Tünde-Maria Fülöp (born 1970) is a Swedish theoretical plasma physicist who works as a professor of subatomic, high energy and plasma physics at the Chalmers University of Technology. Her research focus is theoretical plasma physics and its applications in magnetic fusion, laser-plasma interactions, and space and astrophysical plasmas.

==Life and work==
Fülöp is of Hungarian ethnicity; she is originally from Transylvania in Romania, where she was born in 1970.

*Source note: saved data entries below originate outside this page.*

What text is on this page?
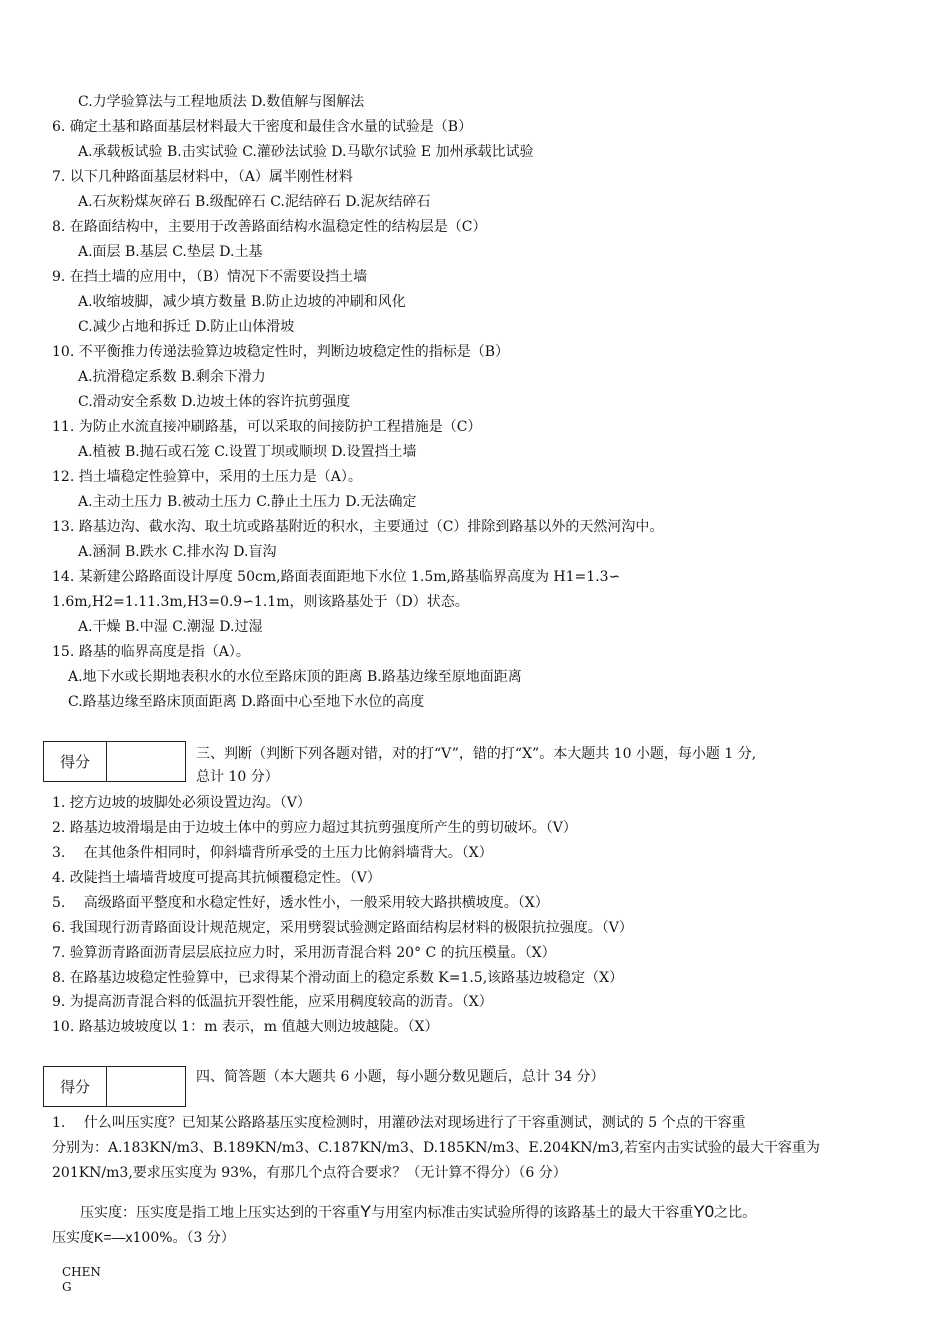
C.力学验算法与工程地质法 D.数值解与图解法
6. 确定土基和路面基层材料最大干密度和最佳含水量的试验是（B）
A.承载板试验 B.击实试验 C.灌砂法试验 D.马歇尔试验 E 加州承载比试验
7. 以下几种路面基层材料中，（A）属半刚性材料
A.石灰粉煤灰碎石 B.级配碎石 C.泥结碎石 D.泥灰结碎石
8. 在路面结构中，主要用于改善路面结构水温稳定性的结构层是（C）
A.面层 B.基层 C.垫层 D.土基
9. 在挡土墙的应用中，（B）情况下不需要设挡土墙
A.收缩坡脚，减少填方数量 B.防止边坡的冲刷和风化
C.减少占地和拆迁 D.防止山体滑坡
10. 不平衡推力传递法验算边坡稳定性时，判断边坡稳定性的指标是（B）
A.抗滑稳定系数 B.剩余下滑力
C.滑动安全系数 D.边坡土体的容许抗剪强度
11. 为防止水流直接冲刷路基，可以采取的间接防护工程措施是（C）
A.植被 B.抛石或石笼 C.设置丁坝或顺坝 D.设置挡土墙
12. 挡土墙稳定性验算中，采用的土压力是（A）。
A.主动土压力 B.被动土压力 C.静止土压力 D.无法确定
13. 路基边沟、截水沟、取土坑或路基附近的积水，主要通过（C）排除到路基以外的天然河沟中。
A.涵洞 B.跌水 C.排水沟 D.盲沟
14. 某新建公路路面设计厚度 50cm,路面表面距地下水位 1.5m,路基临界高度为 H1=1.3∽
1.6m,H2=1.11.3m,H3=0.9∽1.1m，则该路基处于（D）状态。
A.干燥 B.中湿 C.潮湿 D.过湿
15. 路基的临界高度是指（A）。
A.地下水或长期地表积水的水位至路床顶的距离 B.路基边缘至原地面距离
C.路基边缘至路床顶面距离 D.路面中心至地下水位的高度
得分	三、判断（判断下列各题对错，对的打“V”，错的打“X”。本大题共 10 小题，每小题 1 分,
总计 10 分）
1. 挖方边坡的坡脚处必须设置边沟。（V）
2. 路基边坡滑塌是由于边坡土体中的剪应力超过其抗剪强度所产生的剪切破坏。（V）
3.　 在其他条件相同时，仰斜墙背所承受的土压力比俯斜墙背大。（X）
4. 改陡挡土墙墙背坡度可提高其抗倾覆稳定性。（V）
5.　 高级路面平整度和水稳定性好，透水性小，一般采用较大路拱横坡度。（X）
6. 我国现行沥青路面设计规范规定，采用劈裂试验测定路面结构层材料的极限抗拉强度。（V）
7. 验算沥青路面沥青层层底拉应力时，采用沥青混合料 20° C 的抗压模量。（X）
8. 在路基边坡稳定性验算中，已求得某个滑动面上的稳定系数 K=1.5,该路基边坡稳定（X）
9. 为提高沥青混合料的低温抗开裂性能，应采用稠度较高的沥青。（X）
10. 路基边坡坡度以 1：m 表示，m 值越大则边坡越陡。（X）
得分
四、简答题（本大题共 6 小题，每小题分数见题后，总计 34 分）
1.　 什么叫压实度？已知某公路路基压实度检测时，用灌砂法对现场进行了干容重测试，测试的 5 个点的干容重
分别为：A.183KN/m3、B.189KN/m3、C.187KN/m3、D.185KN/m3、E.204KN/m3,若室内击实试验的最大干容重为
201KN/m3,要求压实度为 93%，有那几个点符合要求？（无计算不得分）（6 分）
压实度：压实度是指工地上压实达到的干容重Y与用室内标准击实试验所得的该路基土的最大干容重Y0之比。
压实度K=—x100%。（3 分）
CHEN
G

She completed a Ph.D. at Chalmers in 1999. She worked at Chalmers as an assistant professor in the Department of Electromagnetics from 2000 to 2003, as an associate professor in the Department of Radio and Space Science from 2004 to 2009, and in her current position as a full professor in the Department of Physics since 2009. She is also a visiting research fellow at Merton College, Oxford.

==Recognition==
Fülöp was a member of the Young Academy of Sweden from 2011 to 2016. She is a member of the Royal Swedish Academy of Sciences, elected in 2019. She became a member of the Royal Society of Arts and Sciences in Gothenburg in 2021.

Fülöp and Per Helander were the 2024 recipients of the Hannes Alfvén Prize of the European Physical Society Plasma Physics Division, given "for outstanding contributions to theoretical plasma physics, yielding groundbreaking results that significantly impact the understanding and optimization of magnetically confined fusion plasmas".